When asked by gardaí later in interview why the complainant would claim he raped her, the accused replied: “It’s a load of bulls**t, a pack of lies. She’s a stalker.”
He later told gardaí in interview that he called to the complainant’s house that night after she phoned and asked him to visit.
He said they started kissing and hugging in the sitting room while they were watching a DVD before she asked him if he wanted to go upstairs. She took their baby from his buggy and brought him upstairs while the accused said he carried his blankets and teddy.
They went to her room, she put the baby in the cot and told the accused to lie on the bed. They started kissing again before the accused said the complainant undressed and he undressed. They then had sex.
When asked by gardaí if the complainant ever asked him to stop, he replied “No”.
He denied that he forced himself on her.
When asked if the complainant loved him, the accused replied “Yes” and told the gardaí he did not love her.
He said before he left the complainant’s home that night she asked him if they would get back together and he had told her: “I don’t think so”.
He said at 1.30am that night after he had gone home he got a text from the complainant which read: “What you did to me tonight was like rape.”
The accused told gardaí he did not reply to the text because he had no credit.
He said the complainant had previously told him that “she would do me for rape”.
The accused told gardaí that the complainant had said that she had been raped twice before.
The complainant’s friend told Mr Michael Delaney SC (with Mr McGrath), prosecuting, that she went down to the complainant’s home after the girl rang her, where her friend then told her that the accused had “tried to force sex on her”.
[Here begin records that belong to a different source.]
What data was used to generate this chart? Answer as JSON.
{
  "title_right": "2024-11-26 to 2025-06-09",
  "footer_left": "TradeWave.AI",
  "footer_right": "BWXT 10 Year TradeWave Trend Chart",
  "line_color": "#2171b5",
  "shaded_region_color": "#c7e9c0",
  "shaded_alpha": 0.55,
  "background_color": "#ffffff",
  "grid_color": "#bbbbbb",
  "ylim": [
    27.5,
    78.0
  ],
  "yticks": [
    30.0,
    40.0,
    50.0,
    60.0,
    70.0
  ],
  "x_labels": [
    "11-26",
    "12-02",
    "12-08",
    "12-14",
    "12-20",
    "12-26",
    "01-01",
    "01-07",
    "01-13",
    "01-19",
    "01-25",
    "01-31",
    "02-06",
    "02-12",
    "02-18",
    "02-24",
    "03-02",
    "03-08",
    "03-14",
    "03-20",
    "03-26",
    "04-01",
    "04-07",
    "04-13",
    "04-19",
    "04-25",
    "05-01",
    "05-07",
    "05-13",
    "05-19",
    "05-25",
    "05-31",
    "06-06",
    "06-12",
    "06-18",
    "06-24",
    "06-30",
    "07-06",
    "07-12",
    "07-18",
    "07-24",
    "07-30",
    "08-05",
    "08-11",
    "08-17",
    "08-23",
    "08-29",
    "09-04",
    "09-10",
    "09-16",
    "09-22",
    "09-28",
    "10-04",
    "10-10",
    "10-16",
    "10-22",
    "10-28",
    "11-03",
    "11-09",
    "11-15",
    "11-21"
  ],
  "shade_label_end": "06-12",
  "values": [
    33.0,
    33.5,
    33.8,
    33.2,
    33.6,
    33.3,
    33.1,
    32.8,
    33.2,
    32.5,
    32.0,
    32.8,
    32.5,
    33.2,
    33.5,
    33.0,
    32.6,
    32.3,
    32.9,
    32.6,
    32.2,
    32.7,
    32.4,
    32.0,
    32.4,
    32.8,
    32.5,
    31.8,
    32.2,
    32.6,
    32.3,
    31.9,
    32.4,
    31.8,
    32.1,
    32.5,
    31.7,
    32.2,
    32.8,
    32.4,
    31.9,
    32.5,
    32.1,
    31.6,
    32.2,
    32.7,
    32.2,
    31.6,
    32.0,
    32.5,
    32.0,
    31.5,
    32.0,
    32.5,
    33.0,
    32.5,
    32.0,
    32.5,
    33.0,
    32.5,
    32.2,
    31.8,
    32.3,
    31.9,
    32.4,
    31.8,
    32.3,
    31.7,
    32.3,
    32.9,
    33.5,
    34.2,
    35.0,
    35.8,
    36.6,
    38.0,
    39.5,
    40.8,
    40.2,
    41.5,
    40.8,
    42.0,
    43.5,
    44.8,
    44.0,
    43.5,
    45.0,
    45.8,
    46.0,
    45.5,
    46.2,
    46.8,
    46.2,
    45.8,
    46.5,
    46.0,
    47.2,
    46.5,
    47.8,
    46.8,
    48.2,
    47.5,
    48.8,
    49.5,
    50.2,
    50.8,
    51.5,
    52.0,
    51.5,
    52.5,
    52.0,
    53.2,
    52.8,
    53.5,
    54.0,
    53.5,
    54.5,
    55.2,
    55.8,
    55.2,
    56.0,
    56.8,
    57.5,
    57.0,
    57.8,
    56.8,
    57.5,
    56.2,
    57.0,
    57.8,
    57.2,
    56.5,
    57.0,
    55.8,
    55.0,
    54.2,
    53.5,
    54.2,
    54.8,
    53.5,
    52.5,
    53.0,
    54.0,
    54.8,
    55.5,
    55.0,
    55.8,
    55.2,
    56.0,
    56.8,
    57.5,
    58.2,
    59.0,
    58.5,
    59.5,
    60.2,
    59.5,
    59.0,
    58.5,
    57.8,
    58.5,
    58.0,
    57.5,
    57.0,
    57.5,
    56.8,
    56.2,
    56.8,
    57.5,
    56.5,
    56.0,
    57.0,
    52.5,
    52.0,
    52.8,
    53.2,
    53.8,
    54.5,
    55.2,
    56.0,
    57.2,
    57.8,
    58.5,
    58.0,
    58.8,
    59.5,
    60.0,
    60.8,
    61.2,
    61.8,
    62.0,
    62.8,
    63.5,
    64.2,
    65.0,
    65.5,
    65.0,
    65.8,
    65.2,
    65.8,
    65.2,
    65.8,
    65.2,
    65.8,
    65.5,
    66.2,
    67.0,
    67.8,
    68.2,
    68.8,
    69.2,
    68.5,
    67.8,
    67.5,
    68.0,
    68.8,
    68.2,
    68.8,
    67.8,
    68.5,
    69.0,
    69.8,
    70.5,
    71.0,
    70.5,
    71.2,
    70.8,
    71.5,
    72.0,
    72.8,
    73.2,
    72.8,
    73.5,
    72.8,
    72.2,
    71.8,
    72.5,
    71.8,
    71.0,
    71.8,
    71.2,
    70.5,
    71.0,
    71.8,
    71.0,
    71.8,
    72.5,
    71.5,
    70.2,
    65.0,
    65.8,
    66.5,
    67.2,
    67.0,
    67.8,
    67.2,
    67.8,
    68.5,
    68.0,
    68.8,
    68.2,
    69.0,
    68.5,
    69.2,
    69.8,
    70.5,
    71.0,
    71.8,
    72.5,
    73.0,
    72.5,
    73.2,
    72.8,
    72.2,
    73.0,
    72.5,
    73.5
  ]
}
She said the complainant told her that the accused had held her arms back and she also told her that the couple’s baby had been crying at the time.
The witness said her friend told her that her mother had been in the kitchen when the accused called to the house that night but she later left.
She agreed with Mr O’Kelly that her friend had not mentioned “anything about sex” when she phoned her that night.
She said that her friend had told her that the accused had ripped open her nightgown and their child was “roaring”.
She agreed with Mr O’Kelly that the impression that she got was that “nothing really serious had happened” and accepted a suggestion that she “got the impression that the incident was just another eruption” that regularly occurred in the couple’s relationship.
She further agreed that the complainant would get jealous sometimes if she played the Xbox with the accused. She said she wouldn’t sulk but she “would know”.
The witness agreed that her friend would get jealous if she saw the accused talking to a “young one” and when asked by counsel if the complainant was very possessive, the witness replied: “Kinda, yeah.”
She told Mr O’Kelly that the complainant was at a house party with her the night after the alleged rape wearing the accused’s hoodie.
When asked by counsel if she was surprised to see her wearing the top, the witness replied: “Kind of”.
The witness told Mr Delaney in re-examination that she did not remember an occasion when her friend threatened the accused.
The trial continues before Mr Justice White and a jury of five women and seven men.